Smaller asset managers are getting creative as they look to take the fight to the likes of BlackRock. Meet the Boa Constrictor.
The UFC heavyweight best known for winning bouts with a rare judo chokehold burst onto the exchange-traded-fund scene earlier this year as an unlikely advocate for a cannabis fund run by ETF Managers Group. At a dinner arranged by the issuer in midtown Manhattan last month, Boa -- real name Alexey Oleynik -- taught impromptu lessons on how to throw a punch, and flexed for tough-guy photos in a shirt branded with the company’s logo.
It may seem like a gimmick, but the intent is serious: Oleynik is bringing ETFMG to the masses, bearing the firm’s name during fights and spreading its brand on social media. Conventional campaigns that tout low costs or smart strategies won’t cut it for smaller issuers in the $4 trillion industry dominated by BlackRock Inc., Vanguard Group and State Street Corp. So investors get oddball celebrities, charity giveaways and even astronaut costumes. The battle for survival is so daunting that regulators are taking a look.
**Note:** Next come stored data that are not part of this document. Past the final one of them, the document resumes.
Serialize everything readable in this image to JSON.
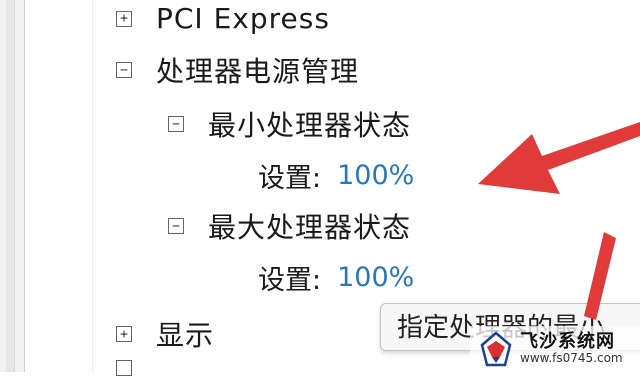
{
  "tree": {
    "pci_express": {
      "expander": "+",
      "label": "PCI Express"
    },
    "cpu_power": {
      "expander": "−",
      "label": "处理器电源管理"
    },
    "min_state": {
      "expander": "−",
      "label": "最小处理器状态",
      "setting_label": "设置:",
      "setting_value": "100%"
    },
    "max_state": {
      "expander": "−",
      "label": "最大处理器状态",
      "setting_label": "设置:",
      "setting_value": "100%"
    },
    "display": {
      "expander": "+",
      "label": "显示"
    }
  },
  "tooltip": {
    "text": "指定处理器的最小"
  },
  "watermark": {
    "name": "飞沙系统网",
    "url": "www.fs0745.com"
  },
  "colors": {
    "arrow": "#e03a3a",
    "value_blue": "#2a77b8"
  }
}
“What we’re seeing now is a monopolization of assets,” said Phil Bak, founder and chief executive officer of Exponential ETFs, which has $413 million in assets under management. “You could say, ‘wow are the bigger issuers’ salespeople so wonderful that no one wants to work with anyone else?’ Or you could ask what is it in the ecosystem that is driving all of that?”
Marketing Moves
It’s certainly a tough landscape: The Big Three account for about 82% of assets in U.S. ETFs. So, to stand out from the crowd, many smaller issuers have embraced thematic strategies focused on niche investments such as cannabis, social media, video games or robotics that could become the next boom industry. But with assets in these funds stalling under $50 billion, some are concluding that firms need to get a bit wacky to make a splash.
For example, when ProcureAM listed its first fund -- the Procure Space ETF -- in April, the firm dispatched a NASA wannabe in an astronaut costume to appear at locations around New York to promote the fund’s exposure to the nascent space industry.
“I’d seen numerous times at corporate bell ringings mascots of that company going around the floor of the exchange,” Procure CEO Andrew Chanin said. “It makes it more memorable.” So too does the fund’s ticker -- UFO -- which was also chosen to “stick in people’s minds,” he said.
Meanwhile OppenheimerFunds Inc., which was bought by Invesco in May, last year hosted a “factor derby” to draw attention to its smart-beta funds. Designed to coincide with the Kentucky Derby, anyone from moms and pops to professional advisers were encouraged to build and race their own “thoroughbred portfolios.” The winner could donate $25,000 to the charity of his or her choice.